Mayor Mike Morden was made aware of a list of people who have died in Maple Ridge’s supportive housing facilities, with allegations of wrongdoing, neglect and incompetence by the staff from Coast Mental Health.
On Feb. 7, city hall issued a press release about the new 52-unit supportive housing complex on Fraser Street, which called for collaboration with BC Housing on the city’s housing priorities, including complex care for residents of the new facility.
“Residents at Fraser Street supportive housing require the right model and operator, with on site professional healthcare services to ensure the best possible outcomes,” said Mayor Mike Morden in the release.
In correspondence with Morden, The News asked whether the city press release hinted at dissatisfaction with Coast Mental Health, and whether if he has concerns.

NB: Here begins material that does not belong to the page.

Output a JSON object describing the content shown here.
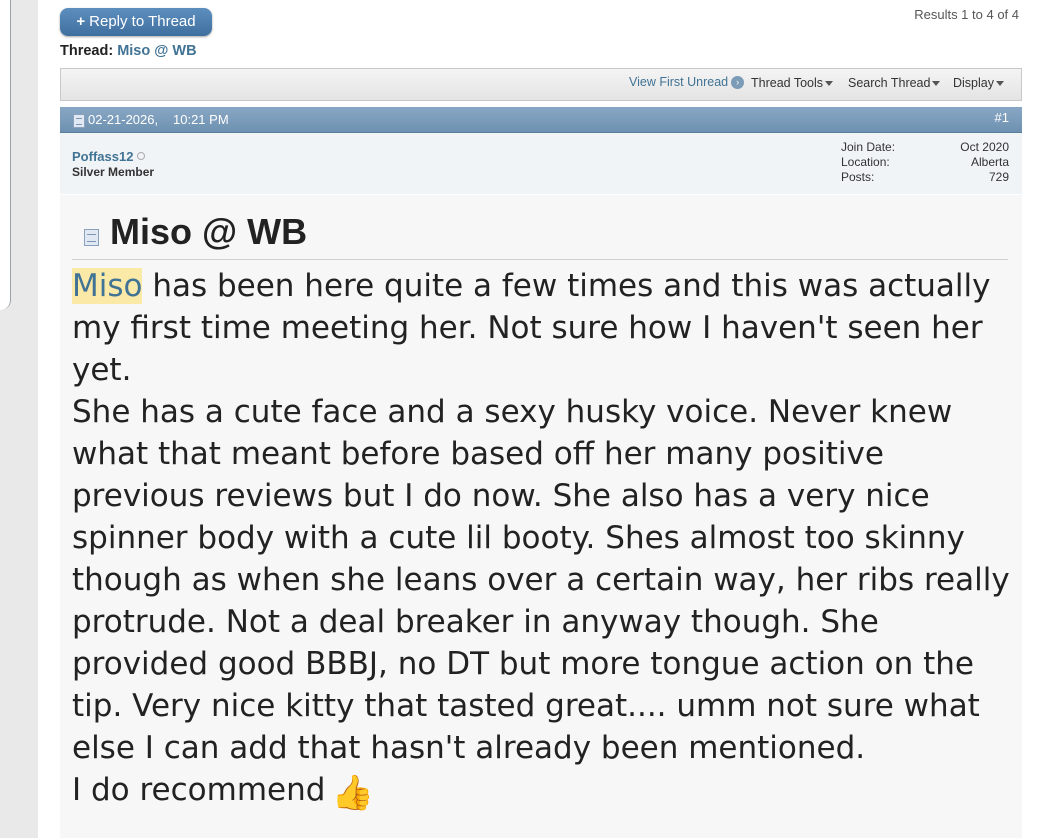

We asked the mayor for comment on Dierdra Lucas’ social media list of people who have died in supportive housing over the past two years, and whether the city knows the actual number of people who died in these facilities.
“Citizens have shared a number of posts and images from online forums and social media highlighting conditions at the modular housing on Royal Crescent and other low barrier facilities in the community,” he responded. “Data shows there has been ongoing consistent calls for service to these locations by fire, police and EMS services. The details pertaining to specifics at the site, including health outcomes, are not provided to the City by BC Housing, Fraser Health or the operator, Coast Mental Health.”
“There are individuals living within these locations with varying challenges from physical and/or mental health, trauma, and substance misuse. Additionally, there are those on disability or fixed low incomes that do not have these problems, save and except they simply can’t afford a home.
“Housing lower income persons with those demonstrating significant complex problems impacts the collective residents, operator and the surrounding neighbourhood.
“It is evident that currently there is inappropriate service provision based on assessed client needs. More details are needed on the recently announced complex care model, which may go a long way to better supporting those who need a higher level of care. Poor outcomes are avoidable which raises a lot of questions as to why many residents have not progressed, tragically with some passing away living in these facilities.
“We understand the urgency to replace the Royal Crescent facility. A key request of council is for the city to have input into a transparent process in the selection of qualified operators for housing projects serving those with complex care needs. This comes from a genuine desire for collaboration to ensure the best possible outcomes for the people living there, the operator, and the broad community.”